Protests in many countries to demand urgent action on climate change have kicked off, with over 2,000 marches taking place around the world. The People's Climate March has been organised to call for action to curb carbon emissions ahead of the UN climate summit in New York next week.
Tens of thousands of people took to the streets in Australia while protests are also getting under way in Europe. The climax will be a march in New York, attended by UN chief Ban Ki-moon.
He will join thousands of people on the streets of Manhattan, including business leaders, environmentalists and celebrities. Hollywood actor Leonardo DiCaprio will also attend, having been appointed as a UN representative on climate change last week.
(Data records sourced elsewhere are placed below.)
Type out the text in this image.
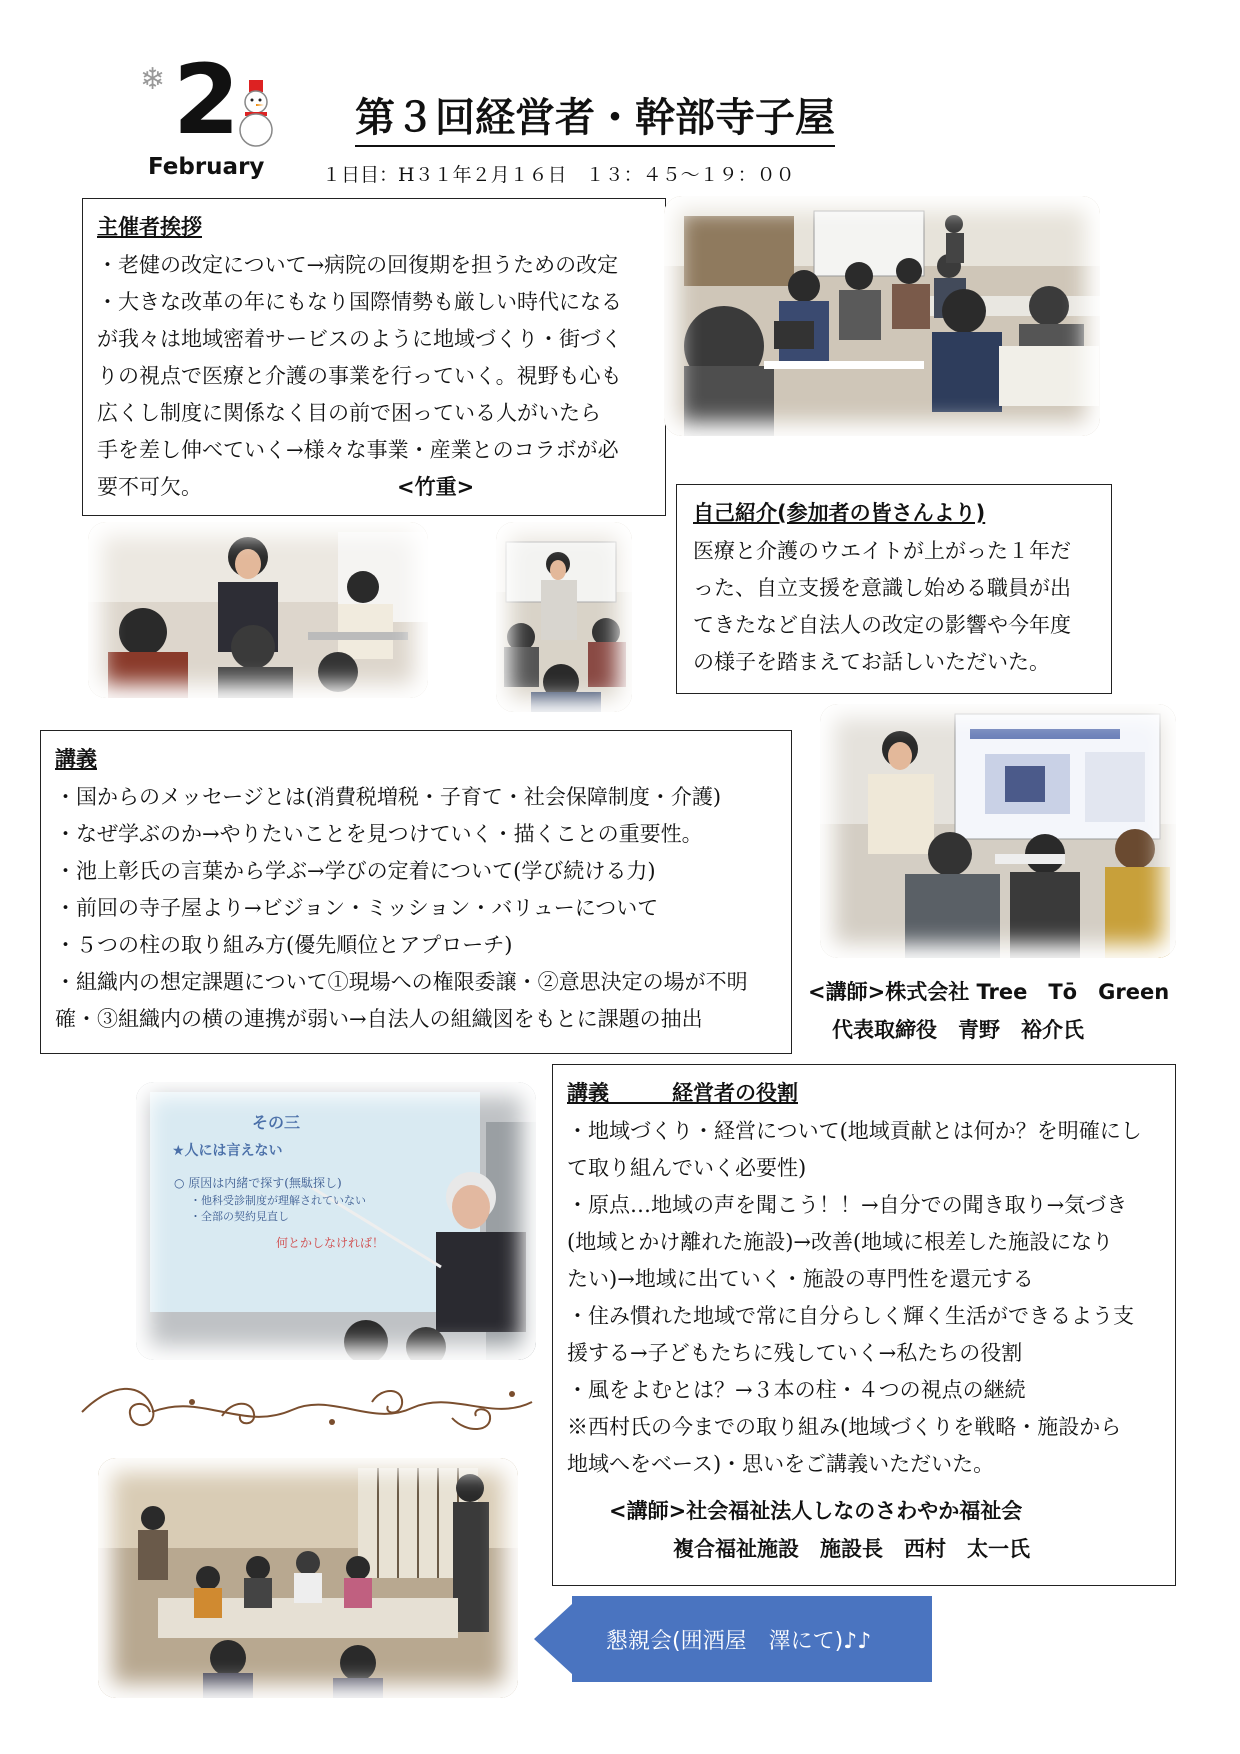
❄ 2
February
第３回経営者・幹部寺子屋
１日目：H３１年２月１６日　１３：４５～１９：００
主催者挨拶

・老健の改定について→病院の回復期を担うための改定

・大きな改革の年にもなり国際情勢も厳しい時代になる

が我々は地域密着サービスのように地域づくり・街づく

りの視点で医療と介護の事業を行っていく。視野も心も

広くし制度に関係なく目の前で困っている人がいたら

手を差し伸べていく→様々な事業・産業とのコラボが必

要不可欠。	<竹重>

自己紹介(参加者の皆さんより)

医療と介護のウエイトが上がった１年だ

った、自立支援を意識し始める職員が出

てきたなど自法人の改定の影響や今年度

の様子を踏まえてお話しいただいた。

講義

・国からのメッセージとは(消費税増税・子育て・社会保障制度・介護)

・なぜ学ぶのか→やりたいことを見つけていく・描くことの重要性。

・池上彰氏の言葉から学ぶ→学びの定着について(学び続ける力)

・前回の寺子屋より→ビジョン・ミッション・バリューについて

・５つの柱の取り組み方(優先順位とアプローチ)

・組織内の想定課題について①現場への権限委譲・②意思決定の場が不明

確・③組織内の横の連携が弱い→自法人の組織図をもとに課題の抽出

<講師>株式会社 Tree　Tō　Green
代表取締役　青野　裕介氏
その三
★人には言えない
○ 原因は内緒で探す(無駄探し)
・他科受診制度が理解されていない
・全部の契約見直し
何とかしなければ！
講義　　　経営者の役割

・地域づくり・経営について(地域貢献とは何か？を明確にし

て取り組んでいく必要性)

・原点…地域の声を聞こう！！→自分での聞き取り→気づき

(地域とかけ離れた施設)→改善(地域に根差した施設になり

たい)→地域に出ていく・施設の専門性を還元する

・住み慣れた地域で常に自分らしく輝く生活ができるよう支

援する→子どもたちに残していく→私たちの役割

・風をよむとは？→３本の柱・４つの視点の継続

※西村氏の今までの取り組み(地域づくりを戦略・施設から

地域へをベース)・思いをご講義いただいた。

<講師>社会福祉法人しなのさわやか福祉会
複合福祉施設　施設長　西村　太一氏
懇親会(囲酒屋　澤にて)♪♪
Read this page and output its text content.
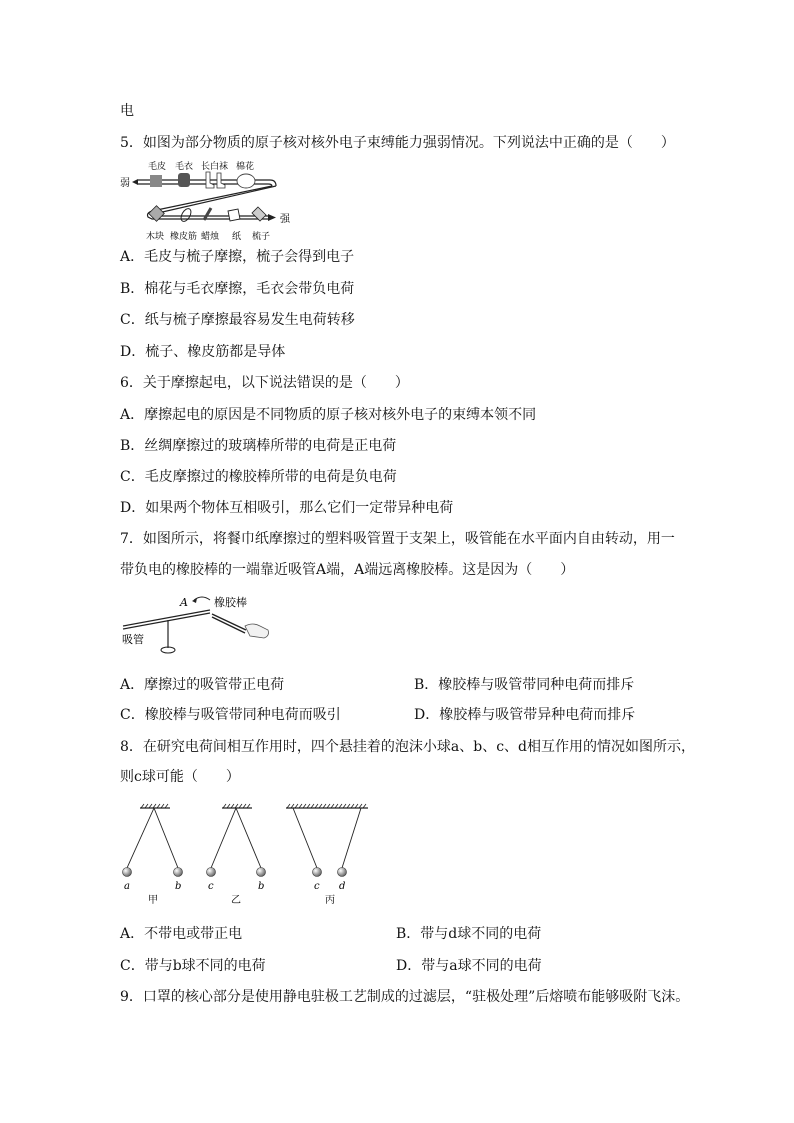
电
5．如图为部分物质的原子核对核外电子束缚能力强弱情况。下列说法中正确的是（　　）
毛皮 毛衣 长白袜 棉花
弱
强
木块 橡皮筋 蜡烛 纸 梳子
A．毛皮与梳子摩擦，梳子会得到电子
B．棉花与毛衣摩擦，毛衣会带负电荷
C．纸与梳子摩擦最容易发生电荷转移
D．梳子、橡皮筋都是导体
6．关于摩擦起电，以下说法错误的是（　　）
A．摩擦起电的原因是不同物质的原子核对核外电子的束缚本领不同
B．丝绸摩擦过的玻璃棒所带的电荷是正电荷
C．毛皮摩擦过的橡胶棒所带的电荷是负电荷
D．如果两个物体互相吸引，那么它们一定带异种电荷
7．如图所示，将餐巾纸摩擦过的塑料吸管置于支架上，吸管能在水平面内自由转动，用一
带负电的橡胶棒的一端靠近吸管A端，A端远离橡胶棒。这是因为（　　）
A 橡胶棒
吸管
A．摩擦过的吸管带正电荷	B．橡胶棒与吸管带同种电荷而排斥
C．橡胶棒与吸管带同种电荷而吸引	D．橡胶棒与吸管带异种电荷而排斥
8．在研究电荷间相互作用时，四个悬挂着的泡沫小球a、b、c、d相互作用的情况如图所示，
则c球可能（　　）
a	b
甲
c	b
乙
c d
丙
A．不带电或带正电	B．带与d球不同的电荷
C．带与b球不同的电荷	D．带与a球不同的电荷
9．口罩的核心部分是使用静电驻极工艺制成的过滤层，“驻极处理”后熔喷布能够吸附飞沫。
In Australia, organisers said up to 20,000 people had turned out in Melbourne to call on Prime Minister Tony Abbott to do more to tackle climate change. The BBC's Phil Mercer in Sydney says protesters fear Australia faces more severe droughts, bushfires and storms unless greenhouse gas emissions are reduced.
'An everybody issue'
Later on Sunday, about 100,000 people are expected to take to the streets in New York. Organisers of the rally in Manhattan said the massive mobilisation is aimed at transforming climate change "from an environmental concern to an 'everybody issue.'" Mr Ban, the UN's Secretary General, hopes leaders can make progress on a universal agreement to be signed by all nations at the end of 2015.
He said he would "link arms with those marching for climate action" to show that the UN stands "with them on the right side of this key issue for our common future." The New York rally is part of a global protest that includes events in 161 countries - Afghanistan, the UK and Italy among them.